Este jueves, un óleo sobre tabla de 56x40 centímetros, fechado entre 1665 y 1669, será subastado en Madrid. La pieza, que ha sido identificada por expertos como la cruz del sagrario del altar mayor del convento de capuchinos de Sevilla, cuenta con la atribución de la casa de subastas Ansorena al reconocido pintor barroco español.
La singularidad de esta obra radica en que posee un permiso de exportación, expedido por el Ministerio de Cultura el 17 de febrero de 2026. Fuentes del ministerio han confirmado que se trata de una pieza importada, lo que la sujeta a una normativa especial que le permite salir del país sin las restricciones habituales que afectan al patrimonio nacional. Esto implica que el Estado no tiene derecho preferente de compra ni puede declararla Bien de Interés Cultural de forma unilateral, a menos que el propietario lo solicite expresamente.
“"Sabemos que procede del mismo conjunto gracias a un estudio pormenorizado realizado por Pablo Hereza, quien identificó esta pintura con la cruz de Murillo que se encontraba en el sagrario del altar mayor."
El catálogo de la subasta detalla que Murillo creó entre 1665 y 1669 uno de sus conjuntos más relevantes para el convento de capuchinos de Sevilla, incluyendo obras como el Jubileo de la Porciúncula y la Virgen de la servilleta. La pieza que ahora se subasta formaba parte de este conjunto y representa un Cristo muerto en la cruz con una expresión serena, adaptada a su función devocional.

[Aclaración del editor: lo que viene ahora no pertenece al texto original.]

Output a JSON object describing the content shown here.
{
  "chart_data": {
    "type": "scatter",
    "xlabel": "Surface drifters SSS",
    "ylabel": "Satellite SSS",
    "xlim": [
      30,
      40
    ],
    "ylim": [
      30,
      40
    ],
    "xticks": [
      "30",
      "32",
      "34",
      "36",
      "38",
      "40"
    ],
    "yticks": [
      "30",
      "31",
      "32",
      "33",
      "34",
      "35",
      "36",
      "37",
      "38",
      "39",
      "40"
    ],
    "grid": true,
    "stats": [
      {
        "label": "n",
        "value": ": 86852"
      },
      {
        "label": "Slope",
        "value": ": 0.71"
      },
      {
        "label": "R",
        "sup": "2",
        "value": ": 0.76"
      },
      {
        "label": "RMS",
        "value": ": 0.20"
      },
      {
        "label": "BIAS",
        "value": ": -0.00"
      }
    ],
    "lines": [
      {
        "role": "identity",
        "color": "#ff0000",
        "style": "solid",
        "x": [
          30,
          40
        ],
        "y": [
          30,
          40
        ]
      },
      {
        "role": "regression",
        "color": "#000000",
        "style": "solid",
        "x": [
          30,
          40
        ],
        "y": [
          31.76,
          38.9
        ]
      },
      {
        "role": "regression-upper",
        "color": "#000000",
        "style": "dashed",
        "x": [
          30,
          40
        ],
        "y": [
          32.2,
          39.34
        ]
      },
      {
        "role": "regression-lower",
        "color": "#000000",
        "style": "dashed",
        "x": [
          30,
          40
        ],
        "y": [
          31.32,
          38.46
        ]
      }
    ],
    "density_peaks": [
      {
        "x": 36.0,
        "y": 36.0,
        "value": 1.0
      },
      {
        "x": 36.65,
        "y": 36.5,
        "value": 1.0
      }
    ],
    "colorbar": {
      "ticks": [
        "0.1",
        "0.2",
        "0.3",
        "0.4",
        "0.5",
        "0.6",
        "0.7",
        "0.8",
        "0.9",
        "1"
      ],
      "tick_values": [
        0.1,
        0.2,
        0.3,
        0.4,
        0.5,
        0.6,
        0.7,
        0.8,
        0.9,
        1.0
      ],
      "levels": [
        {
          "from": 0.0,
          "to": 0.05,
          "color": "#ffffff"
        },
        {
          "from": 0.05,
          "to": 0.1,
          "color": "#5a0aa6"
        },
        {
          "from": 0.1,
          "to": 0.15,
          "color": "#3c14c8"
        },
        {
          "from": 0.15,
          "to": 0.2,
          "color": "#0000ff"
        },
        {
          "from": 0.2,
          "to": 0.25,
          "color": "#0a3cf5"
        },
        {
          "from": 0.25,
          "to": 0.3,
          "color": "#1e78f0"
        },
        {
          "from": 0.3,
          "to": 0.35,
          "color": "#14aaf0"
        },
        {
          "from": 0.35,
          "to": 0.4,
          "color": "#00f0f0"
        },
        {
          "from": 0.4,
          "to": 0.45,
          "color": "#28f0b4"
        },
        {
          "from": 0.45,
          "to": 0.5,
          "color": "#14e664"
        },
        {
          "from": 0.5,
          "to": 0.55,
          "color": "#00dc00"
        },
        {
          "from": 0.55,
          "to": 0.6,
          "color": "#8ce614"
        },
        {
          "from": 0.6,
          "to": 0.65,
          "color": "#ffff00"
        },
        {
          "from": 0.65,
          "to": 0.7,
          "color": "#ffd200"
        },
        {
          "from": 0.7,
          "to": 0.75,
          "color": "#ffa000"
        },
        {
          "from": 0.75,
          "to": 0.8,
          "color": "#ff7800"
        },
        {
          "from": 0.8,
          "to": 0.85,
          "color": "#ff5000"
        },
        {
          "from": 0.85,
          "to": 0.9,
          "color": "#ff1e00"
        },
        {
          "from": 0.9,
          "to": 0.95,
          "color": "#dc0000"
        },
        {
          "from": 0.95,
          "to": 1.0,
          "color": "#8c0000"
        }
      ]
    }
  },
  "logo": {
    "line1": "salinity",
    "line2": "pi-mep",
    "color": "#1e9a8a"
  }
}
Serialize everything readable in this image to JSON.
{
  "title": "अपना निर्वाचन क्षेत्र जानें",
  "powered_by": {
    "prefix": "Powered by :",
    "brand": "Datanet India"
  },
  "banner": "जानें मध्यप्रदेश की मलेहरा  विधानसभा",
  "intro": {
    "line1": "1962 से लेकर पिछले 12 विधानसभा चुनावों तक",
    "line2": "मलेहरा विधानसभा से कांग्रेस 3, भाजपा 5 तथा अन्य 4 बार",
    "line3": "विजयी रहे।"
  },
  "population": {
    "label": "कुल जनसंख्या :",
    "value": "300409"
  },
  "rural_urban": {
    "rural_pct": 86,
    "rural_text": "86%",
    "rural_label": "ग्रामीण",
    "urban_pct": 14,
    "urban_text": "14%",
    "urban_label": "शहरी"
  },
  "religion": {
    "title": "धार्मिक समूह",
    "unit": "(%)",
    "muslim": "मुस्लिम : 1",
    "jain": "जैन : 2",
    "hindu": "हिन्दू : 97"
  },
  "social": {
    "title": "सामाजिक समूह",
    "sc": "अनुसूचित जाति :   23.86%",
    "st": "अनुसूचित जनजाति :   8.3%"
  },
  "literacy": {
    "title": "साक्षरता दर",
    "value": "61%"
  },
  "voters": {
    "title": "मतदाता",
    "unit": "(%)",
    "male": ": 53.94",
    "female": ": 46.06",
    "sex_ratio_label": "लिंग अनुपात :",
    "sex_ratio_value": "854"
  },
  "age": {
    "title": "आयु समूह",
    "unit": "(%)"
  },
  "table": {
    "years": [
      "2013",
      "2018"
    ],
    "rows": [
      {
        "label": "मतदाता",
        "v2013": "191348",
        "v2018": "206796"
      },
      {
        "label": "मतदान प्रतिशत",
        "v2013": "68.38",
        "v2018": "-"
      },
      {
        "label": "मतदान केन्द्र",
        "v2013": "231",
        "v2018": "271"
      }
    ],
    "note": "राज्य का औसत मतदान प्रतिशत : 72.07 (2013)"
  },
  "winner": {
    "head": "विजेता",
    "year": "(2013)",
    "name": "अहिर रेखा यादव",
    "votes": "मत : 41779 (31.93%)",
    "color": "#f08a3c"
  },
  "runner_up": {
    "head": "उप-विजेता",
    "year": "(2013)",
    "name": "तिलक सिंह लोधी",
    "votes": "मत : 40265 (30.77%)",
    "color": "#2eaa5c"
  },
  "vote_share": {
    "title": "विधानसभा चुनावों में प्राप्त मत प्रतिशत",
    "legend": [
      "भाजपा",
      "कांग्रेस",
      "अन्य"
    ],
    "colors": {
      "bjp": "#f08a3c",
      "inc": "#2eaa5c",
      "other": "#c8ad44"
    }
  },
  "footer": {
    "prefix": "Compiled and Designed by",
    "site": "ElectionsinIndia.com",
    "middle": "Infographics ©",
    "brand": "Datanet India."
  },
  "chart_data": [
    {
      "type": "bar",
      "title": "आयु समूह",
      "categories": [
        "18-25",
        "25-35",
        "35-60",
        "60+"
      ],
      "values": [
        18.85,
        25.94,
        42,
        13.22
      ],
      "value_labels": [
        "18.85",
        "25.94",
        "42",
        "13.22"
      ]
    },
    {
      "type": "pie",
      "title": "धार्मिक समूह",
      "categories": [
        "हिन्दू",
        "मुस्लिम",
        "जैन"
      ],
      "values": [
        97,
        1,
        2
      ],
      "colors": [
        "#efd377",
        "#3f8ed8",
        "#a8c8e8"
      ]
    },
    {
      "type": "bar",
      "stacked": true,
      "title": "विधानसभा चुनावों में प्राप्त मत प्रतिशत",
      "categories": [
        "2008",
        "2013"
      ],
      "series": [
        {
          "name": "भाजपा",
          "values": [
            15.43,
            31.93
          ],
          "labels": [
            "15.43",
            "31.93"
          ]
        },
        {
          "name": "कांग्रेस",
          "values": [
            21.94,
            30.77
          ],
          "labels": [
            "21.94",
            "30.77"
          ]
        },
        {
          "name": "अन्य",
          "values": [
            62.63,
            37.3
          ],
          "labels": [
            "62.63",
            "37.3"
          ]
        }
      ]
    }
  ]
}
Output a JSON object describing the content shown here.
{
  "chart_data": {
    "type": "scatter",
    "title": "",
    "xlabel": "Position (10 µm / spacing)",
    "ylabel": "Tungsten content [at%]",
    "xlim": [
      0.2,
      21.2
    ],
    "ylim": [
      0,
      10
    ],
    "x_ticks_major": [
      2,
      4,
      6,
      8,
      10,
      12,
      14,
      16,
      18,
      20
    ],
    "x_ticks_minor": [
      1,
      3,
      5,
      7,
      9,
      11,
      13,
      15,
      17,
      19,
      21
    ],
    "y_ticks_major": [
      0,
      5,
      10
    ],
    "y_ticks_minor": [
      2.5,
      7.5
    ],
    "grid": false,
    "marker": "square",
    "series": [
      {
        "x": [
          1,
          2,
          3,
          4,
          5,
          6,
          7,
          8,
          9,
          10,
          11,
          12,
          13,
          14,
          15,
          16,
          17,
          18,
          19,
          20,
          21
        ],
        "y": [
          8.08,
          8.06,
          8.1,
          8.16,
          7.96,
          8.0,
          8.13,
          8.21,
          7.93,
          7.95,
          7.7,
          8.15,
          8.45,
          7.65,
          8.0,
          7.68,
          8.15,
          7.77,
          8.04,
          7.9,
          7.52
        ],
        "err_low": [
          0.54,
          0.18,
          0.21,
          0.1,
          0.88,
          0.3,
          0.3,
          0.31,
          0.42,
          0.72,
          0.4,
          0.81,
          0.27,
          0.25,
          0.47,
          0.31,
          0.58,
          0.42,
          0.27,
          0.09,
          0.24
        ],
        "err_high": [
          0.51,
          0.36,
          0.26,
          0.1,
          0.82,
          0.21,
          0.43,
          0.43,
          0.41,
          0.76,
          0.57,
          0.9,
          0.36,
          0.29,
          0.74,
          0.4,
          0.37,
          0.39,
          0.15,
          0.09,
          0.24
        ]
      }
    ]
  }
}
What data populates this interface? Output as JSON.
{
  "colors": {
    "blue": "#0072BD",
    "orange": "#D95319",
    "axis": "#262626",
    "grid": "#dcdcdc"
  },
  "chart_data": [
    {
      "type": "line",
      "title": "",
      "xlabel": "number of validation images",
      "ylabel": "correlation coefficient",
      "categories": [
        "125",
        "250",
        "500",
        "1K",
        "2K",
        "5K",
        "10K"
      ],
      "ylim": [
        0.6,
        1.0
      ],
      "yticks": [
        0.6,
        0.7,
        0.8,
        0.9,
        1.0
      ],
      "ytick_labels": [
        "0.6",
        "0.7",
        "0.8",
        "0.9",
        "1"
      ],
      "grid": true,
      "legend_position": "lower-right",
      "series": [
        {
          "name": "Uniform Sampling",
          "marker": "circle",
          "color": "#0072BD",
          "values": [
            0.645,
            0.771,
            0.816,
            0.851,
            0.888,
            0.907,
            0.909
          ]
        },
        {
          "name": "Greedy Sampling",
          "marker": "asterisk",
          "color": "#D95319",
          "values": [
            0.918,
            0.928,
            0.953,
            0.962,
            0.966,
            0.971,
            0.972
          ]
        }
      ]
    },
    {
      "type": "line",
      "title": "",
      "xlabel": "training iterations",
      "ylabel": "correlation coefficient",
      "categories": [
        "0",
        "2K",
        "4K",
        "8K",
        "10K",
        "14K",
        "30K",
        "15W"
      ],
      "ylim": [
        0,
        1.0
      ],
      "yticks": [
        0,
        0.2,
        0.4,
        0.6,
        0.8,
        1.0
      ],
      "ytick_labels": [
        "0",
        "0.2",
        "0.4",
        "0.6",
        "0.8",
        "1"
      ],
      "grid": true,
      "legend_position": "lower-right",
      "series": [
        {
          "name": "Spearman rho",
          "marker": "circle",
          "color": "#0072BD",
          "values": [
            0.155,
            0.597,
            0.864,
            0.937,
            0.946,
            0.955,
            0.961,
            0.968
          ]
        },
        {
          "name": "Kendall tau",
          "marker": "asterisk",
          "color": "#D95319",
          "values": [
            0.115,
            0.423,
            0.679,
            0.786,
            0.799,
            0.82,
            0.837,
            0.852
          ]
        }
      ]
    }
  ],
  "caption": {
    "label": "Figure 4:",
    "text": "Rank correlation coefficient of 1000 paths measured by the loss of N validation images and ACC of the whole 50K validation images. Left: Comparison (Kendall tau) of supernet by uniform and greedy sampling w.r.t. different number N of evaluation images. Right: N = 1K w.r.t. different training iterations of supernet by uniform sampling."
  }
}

El Ministerio de Cultura ha admitido que la pieza fue importada a España y, por lo tanto, se acoge al régimen especial de la Ley de Patrimonio Histórico Español 16/1985, en su artículo 32. Esta regulación permite su exportación con el permiso pertinente e impide a la administración ejercer el derecho de adquisición preferente o declararla Bien de Interés Cultural sin la petición expresa de su propietario.